Guy gets penis tattoo – wife is not happy

Stuart-Valentino Penis Tattoo Smiths Daily

Mirror: A husband has been kicked out by his wife after getting a comedy penis tattoo stretching halfway down his leg. Stuart Valentino, 34, got the X-rated inking on his thigh as a drunken joke but the prank backfired horribly. Wife Samantha, 35, decided she could take no more after it meant the family had to scrap a holiday and swimming trips with three-year-old daughter Ayla. Samantha bought Stuart a tattoo gun as a Christmas present but immediately regretted the gift when he tattooed the six-and-a-half inch member down his thigh. He said: “After a boozy night me and my mate Danny both stupidly agreed to get the tattoos done on our legs. Danny chickened out when he saw mine, but there was nothing I could do at that point. It caused no end of rows, and she’s now kicked me out of home. I deserve it, I suppose.”


Oh, boo-hoo, Samantha.

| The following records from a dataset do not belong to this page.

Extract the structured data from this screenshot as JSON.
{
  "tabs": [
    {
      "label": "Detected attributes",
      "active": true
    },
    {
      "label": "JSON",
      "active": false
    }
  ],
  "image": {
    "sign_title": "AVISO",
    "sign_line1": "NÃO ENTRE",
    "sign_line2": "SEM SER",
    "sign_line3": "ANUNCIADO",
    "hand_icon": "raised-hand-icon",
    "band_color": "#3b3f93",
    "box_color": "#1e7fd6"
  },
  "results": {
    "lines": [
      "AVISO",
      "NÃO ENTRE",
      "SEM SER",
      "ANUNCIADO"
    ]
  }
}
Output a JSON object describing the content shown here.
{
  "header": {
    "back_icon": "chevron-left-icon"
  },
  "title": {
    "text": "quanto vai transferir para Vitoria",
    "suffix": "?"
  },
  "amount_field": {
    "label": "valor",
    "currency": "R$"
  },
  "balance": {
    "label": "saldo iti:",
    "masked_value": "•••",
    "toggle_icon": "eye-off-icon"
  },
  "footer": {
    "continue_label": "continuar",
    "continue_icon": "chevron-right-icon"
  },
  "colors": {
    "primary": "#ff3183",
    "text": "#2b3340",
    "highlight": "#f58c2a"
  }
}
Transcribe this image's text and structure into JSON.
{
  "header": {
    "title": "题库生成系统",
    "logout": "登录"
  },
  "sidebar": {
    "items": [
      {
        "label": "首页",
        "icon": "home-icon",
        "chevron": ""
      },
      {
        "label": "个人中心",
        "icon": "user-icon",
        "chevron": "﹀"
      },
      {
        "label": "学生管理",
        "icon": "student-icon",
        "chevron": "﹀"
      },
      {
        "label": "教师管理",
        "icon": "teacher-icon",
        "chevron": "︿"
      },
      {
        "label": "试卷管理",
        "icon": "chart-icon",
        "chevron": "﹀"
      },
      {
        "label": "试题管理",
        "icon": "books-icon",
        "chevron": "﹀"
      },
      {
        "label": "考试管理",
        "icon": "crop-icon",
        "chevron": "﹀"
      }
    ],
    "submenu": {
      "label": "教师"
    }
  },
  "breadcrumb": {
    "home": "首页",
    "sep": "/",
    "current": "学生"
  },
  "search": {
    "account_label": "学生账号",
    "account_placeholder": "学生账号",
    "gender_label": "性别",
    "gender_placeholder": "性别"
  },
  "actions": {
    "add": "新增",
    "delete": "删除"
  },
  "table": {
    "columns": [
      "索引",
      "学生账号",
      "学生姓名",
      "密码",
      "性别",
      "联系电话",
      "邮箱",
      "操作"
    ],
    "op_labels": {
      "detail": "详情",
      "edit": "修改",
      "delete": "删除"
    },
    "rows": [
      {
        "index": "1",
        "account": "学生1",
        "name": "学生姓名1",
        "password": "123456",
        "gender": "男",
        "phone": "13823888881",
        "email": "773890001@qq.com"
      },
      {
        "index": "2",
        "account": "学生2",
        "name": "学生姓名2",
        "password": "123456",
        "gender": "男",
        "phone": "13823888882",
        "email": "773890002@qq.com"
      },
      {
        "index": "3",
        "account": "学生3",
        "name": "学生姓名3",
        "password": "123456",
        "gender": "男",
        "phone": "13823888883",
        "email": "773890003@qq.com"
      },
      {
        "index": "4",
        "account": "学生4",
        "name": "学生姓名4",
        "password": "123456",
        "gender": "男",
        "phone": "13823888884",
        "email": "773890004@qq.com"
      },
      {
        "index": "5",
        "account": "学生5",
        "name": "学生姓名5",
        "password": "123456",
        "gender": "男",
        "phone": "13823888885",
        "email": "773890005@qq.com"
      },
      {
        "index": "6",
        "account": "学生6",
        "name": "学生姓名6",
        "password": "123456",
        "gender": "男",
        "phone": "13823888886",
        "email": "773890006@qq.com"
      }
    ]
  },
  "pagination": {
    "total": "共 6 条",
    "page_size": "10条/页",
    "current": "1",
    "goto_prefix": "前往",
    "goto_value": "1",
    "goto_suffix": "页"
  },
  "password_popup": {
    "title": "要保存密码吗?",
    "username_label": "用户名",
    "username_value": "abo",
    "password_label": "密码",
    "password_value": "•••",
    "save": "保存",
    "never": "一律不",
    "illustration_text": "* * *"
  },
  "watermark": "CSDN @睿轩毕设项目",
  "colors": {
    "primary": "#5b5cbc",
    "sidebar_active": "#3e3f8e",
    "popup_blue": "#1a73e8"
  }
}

Look, you can’t buy your man a tattoo gun, and not think the first thing he’s going to do is tattoo a penis on his leg. That’s just a fact. Every single one of us has drawn a penis going down our legs in Biro or Sharpie at least once, maybe four times. Men are idiots. So if you give us a tattoo gun, we’re drawing a dick as quick as we can. It was ludicrous of you to expect better.

But aside of that, there’s three other crimes of stupidity here:

  • Danny needs to suffer some sort of penalty on this one. You can’t agree to something as important as a dick tattoo, and then pull out when the other guy’s finished his. This is clearly a breach of guy code. My suggestion is that he has a dick drawn on his back in sunscreen and then is forced to lie face down in the Malaga sun for four hours.
  • As for having to cancel the holiday: wear longer shorts, guy!!! That badly drawn dick doesn’t go down that far, and I’ve never worn shorts that short in my life.
  • You already have a) other shitty tattoos, and b) a tattoo gun. Is it too much to ask that you cover over the badly drawn dick with another tattoo? Like you could go all Force Awakens and tattoo an X-Wing there, or just Chewbacca.  Or maybe just a giant Ray Lewis tattoo.

I’m glad Stuart pointed out they were pissed when he did this.  Otherwise I’d be wanting to know where the veins were.